Ukrainian military personnel (1965–2022)

Eduard Mykolaiovych Vahorovskyi (Едуард Миколайович Вагоровський; 26 February 1965 – 24 February 2022) was a Ukrainian military officer (Lieutenant Colonel). He was awarded the title of Hero of Ukraine (2022, posthumously).

== Biography ==
Eduard Vahorovskyi was born on 26 February 1965, in the city of Rubizhne, which was then part of the Ukrainian SSR in the Soviet Union.

From childhood, he dreamed of becoming a military serviceman. After finishing school, he enrolled in the Stavropol Higher Military Aviation School for Pilots and Navigators. After completing his studies, he spent a year in the Orenburg Oblast, where he served in a training regiment. Following that, he was stationed in the village of Ozerne in the Zhytomyr Oblast. At the age of 38, he retired from active duty with the rank of Lieutenant Colonel, and settled in Zhytomyr where he worked at the enterprise "EKTA-PROM". However, when the Russian armed aggression against Ukraine began in 2014, he returned to service. Upon returning to service, he was stationed with the 39th Tactical Aviation Brigade, which is based out of Ozerne Air Base, where he worked as an instructor pilot.

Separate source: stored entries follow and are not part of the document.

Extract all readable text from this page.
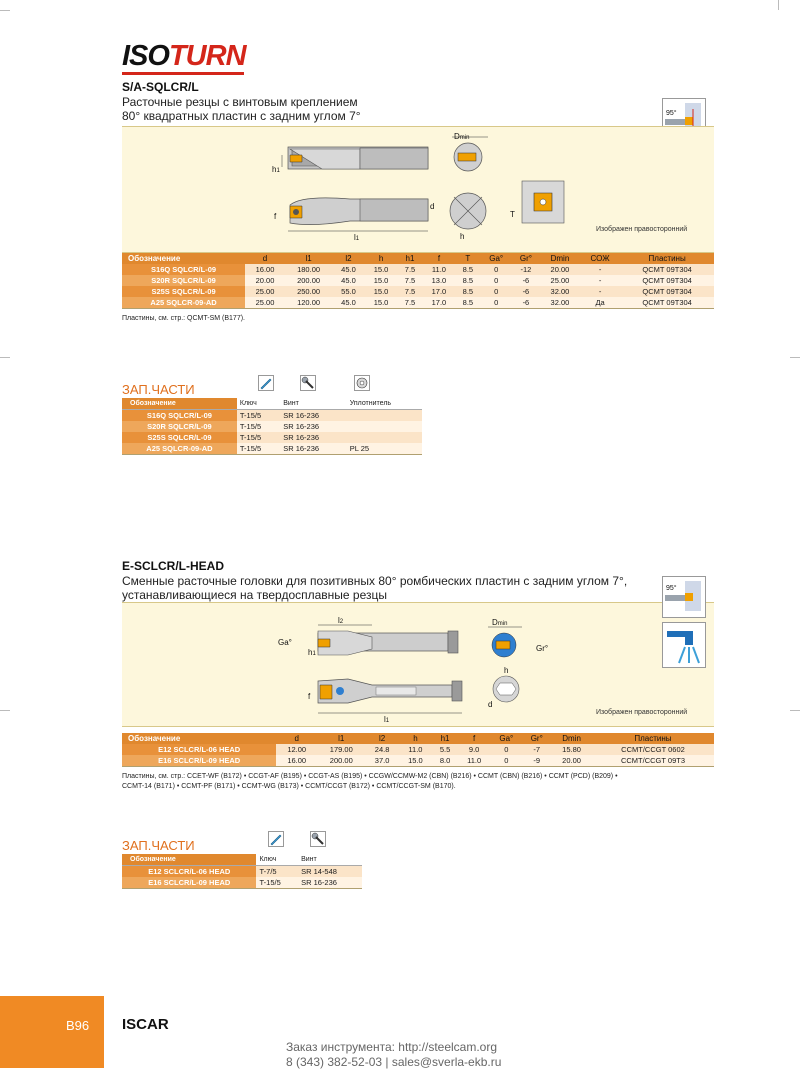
ISOTURN
S/A-SQLCR/L
Расточные резцы с винтовым креплением
80° квадратных пластин с задним углом 7°	95°
h1
f
l1
Dmin
d
h
T
Изображен правосторонний
Обозначение	d	l1	l2	h	h1	f	T	Ga°	Gr°	Dmin	СОЖ	Пластины
S16Q SQLCR/L-09	16.00	180.00	45.0	15.0	7.5	11.0	8.5	0	-12	20.00	-	QCMT 09T304
S20R SQLCR/L-09	20.00	200.00	45.0	15.0	7.5	13.0	8.5	0	-6	25.00	-	QCMT 09T304
S25S SQLCR/L-09	25.00	250.00	55.0	15.0	7.5	17.0	8.5	0	-6	32.00	-	QCMT 09T304
A25 SQLCR-09-AD	25.00	120.00	45.0	15.0	7.5	17.0	8.5	0	-6	32.00	Да	QCMT 09T304
Пластины, см. стр.: QCMT-SM (B177).
ЗАП.ЧАСТИ
Обозначение	Ключ	Винт	Уплотнитель
S16Q SQLCR/L-09	T-15/5	SR 16-236	
S20R SQLCR/L-09	T-15/5	SR 16-236	
S25S SQLCR/L-09	T-15/5	SR 16-236	
A25 SQLCR-09-AD	T-15/5	SR 16-236	PL 25
E-SCLCR/L-HEAD
Сменные расточные головки для позитивных 80° ромбических пластин с задним углом 7°,
устанавливающиеся на твердосплавные резцы
Ga°
h1
l2
f
l1
Dmin
Gr°
h
d
Изображен правосторонний
95°
Обозначение	d	l1	l2	h	h1	f	Ga°	Gr°	Dmin	Пластины
E12 SCLCR/L-06 HEAD	12.00	179.00	24.8	11.0	5.5	9.0	0	-7	15.80	CCMT/CCGT 0602
E16 SCLCR/L-09 HEAD	16.00	200.00	37.0	15.0	8.0	11.0	0	-9	20.00	CCMT/CCGT 09T3
Пластины, см. стр.: CCET-WF (B172) • CCGT-AF (B195) • CCGT-AS (B195) • CCGW/CCMW-M2 (CBN) (B216) • CCMT (CBN) (B216) • CCMT (PCD) (B209) •
CCMT-14 (B171) • CCMT-PF (B171) • CCMT-WG (B173) • CCMT/CCGT (B172) • CCMT/CCGT-SM (B170).
ЗАП.ЧАСТИ
Обозначение	Ключ	Винт
E12 SCLCR/L-06 HEAD	T-7/5	SR 14-548
E16 SCLCR/L-09 HEAD	T-15/5	SR 16-236
B96 ISCAR
Заказ инструмента: http://steelcam.org
8 (343) 382-52-03 | sales@sverla-ekb.ru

On 24 February 2022, he sacrificed his life while leading the Ukrainian military aviation away from a missile strike, allowing others to take to the skies.

He was laid to rest on 28 February 2022, in Ozerne, Zhytomyr Oblast.

== Awards ==
He was posthumously awarded the title of Hero of Ukraine with the Order of the Gold Star (28 February 2022) "for his personal courage and heroism demonstrated in the defense of Ukraine's state sovereignty and territorial integrity, and his loyalty to the military oath."